Re: Inspiron 6000 and CPU power saving

From: Oleg Verych
Date: Tue Oct 17 2006 - 04:08:31 EST


Hallo, Michael.

On 2006-10-16, Michael (Micksa) Slade wrote:
> I recently discovered that my Inspiron 6000 uses about 50% more power
> idling in linux than in windows XP. This means its battery life is
> about 2/3 of what it could/should be.
>
> I guessed it might be the CPU, and did some tests. The results strongly
> suggest as much. These are the results I got for power consumption in
> various situations.
>
> linux idle at 800MHz: 27W
> linux idle at 1600MHz: 36W
> linux raytracing at 800: 30W
> linux raytracing at 1600: 42W
>
> windows idle (presumably 800MHz): 16W
> windows raytracing (presumably 1600MHz): 36W
>
> I've tried ubuntu dapper and ubuntu edgy, and RIP 10 (rescue disk) and
> BBC 2.1 (rescue disk), and they all appear to have the same issue. The
> machine's BIOS has no APM so I can't try it for comparison.
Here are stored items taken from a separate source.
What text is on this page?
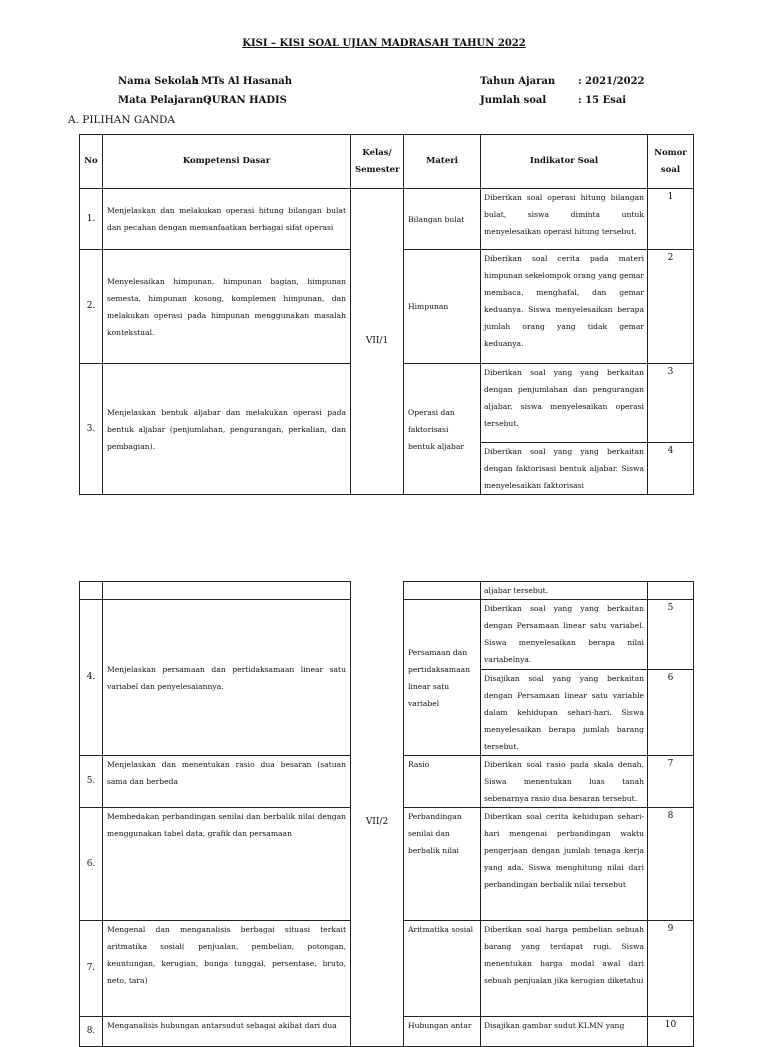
KISI – KISI SOAL UJIAN MADRASAH TAHUN 2022
Nama Sekolah
: MTs Al Hasanah
Mata Pelajaran :
QURAN HADIS
Tahun Ajaran : 2021/2022
Jumlah soal	: 15 Esai
A. PILIHAN GANDA
No	Kompetensi Dasar	Kelas/ Semester	Materi	Indikator Soal	Nomor soal
1.	Menjelaskan dan melakukan operasi hitung bilangan bulat dan pecahan dengan memanfaatkan berbagai sifat operasi	VII/1	Bilangan bulat	Diberikan soal operasi hitung bilangan bulat, siswa diminta untuk menyelesaikan operasi hitung tersebut.	1
2.	Menyelesaikan himpunan, himpunan bagian, himpunan semesta, himpunan kosong, komplemen himpunan, dan melakukan operasi pada himpunan menggunakan masalah kontekstual.		Himpunan	Diberikan soal cerita pada materi himpunan sekelompok orang yang gemar membaca, menghafal, dan gemar keduanya. Siswa menyelesaikan berapa jumlah orang yang tidak gemar keduanya.	2
3.	Menjelaskan bentuk aljabar dan melakukan operasi pada bentuk aljabar (penjumlahan, pengurangan, perkalian, dan pembagian).		Operasi dan faktorisasi bentuk aljabar	Diberikan soal yang yang berkaitan dengan penjumlahan dan pengurangan aljabar, siswa menyelesaikan operasi tersebut.	3
				Diberikan soal yang yang berkaitan dengan faktorisasi bentuk aljabar. Siswa menyelesaikan faktorisasi	4
				aljabar tersebut.	
4.	Menjelaskan persamaan dan pertidaksamaan linear satu variabel dan penyelesaiannya.	VII/2	Persamaan dan pertidaksamaan linear satu variabel	Diberikan soal yang yang berkaitan dengan Persamaan linear satu variabel. Siswa menyelesaikan berapa nilai variabelnya.	5
				Disajikan soal yang yang berkaitan dengan Persamaan linear satu variable dalam kehidupan sehari-hari. Siswa menyelesaikan berapa jumlah barang tersebut.	6
5.	Menjelaskan dan menentukan rasio dua besaran (satuan sama dan berbeda		Rasio	Diberikan soal rasio pada skala denah. Siswa menentukan luas tanah sebenarnya rasio dua besaran tersebut.	7
6.	Membedakan perbandingan senilai dan berbalik nilai dengan menggunakan tabel data, grafik dan persamaan		Perbandingan senilai dan berbalik nilai	Diberikan soal cerita kehidupan sehari-hari mengenai perbandingan waktu pengerjaan dengan jumlah tenaga kerja yang ada. Siswa menghitung nilai dari perbandingan berbalik nilai tersebut	8
7.	Mengenal dan menganalisis berbagai situasi terkait aritmatika sosial( penjualan, pembelian, potongan, keuntungan, kerugian, bunga tunggal, persentase, bruto, neto, tara)		Aritmatika sosial	Diberikan soal harga pembelian sebuah barang yang terdapat rugi. Siswa menentukan harga modal awal dari sebuah penjualan jika kerugian diketahui	9
8.	Menganalisis hubungan antarsudut sebagai akibat dari dua		Hubungan antar	Disajikan gambar sudut KLMN yang	10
After reading all that, i think this is wrong list to post such things.

Anyway.
Note, that you didn't mentioned yours shiny laptop's architecture.
More to that, if it's cool-modern CPU from Intel or just a AMD's one,
what linux-kernel version you're running? As for me, i don't know
neither what Inspiron 6000 is, nor kernel versions "ubuntu dapper
(edgy)" is running. And if you will know all that information, better keep
it for your's google skills, not for further postings here.

Also if you want to compare power consumption, better include time
tasks ran, thus one can estimate real *work* done by system for
application and finally amount of actual heat.

> I need help digging deeper. I guess /proc/acpi/processor/CPU0/power
> could give some insight but I'm not sure how to read the numbers. That
> and "learn about ACPI" is all I can figure out so far.

Search lkml for 'ACPI' and 'Linus', after that, just relax and reboot to
windo$ and forget anything else ;)

> So where to from here? I am prepared to spend a significant amount of
> time researching and resolving the issue, so feel free to suggest
> reading the ACPI spec or whatever if that's what it's going to take.

If you _really_ want to do something -- read sources, build kernels,
tune kernels and somewhere in between RTFM. And finally share results.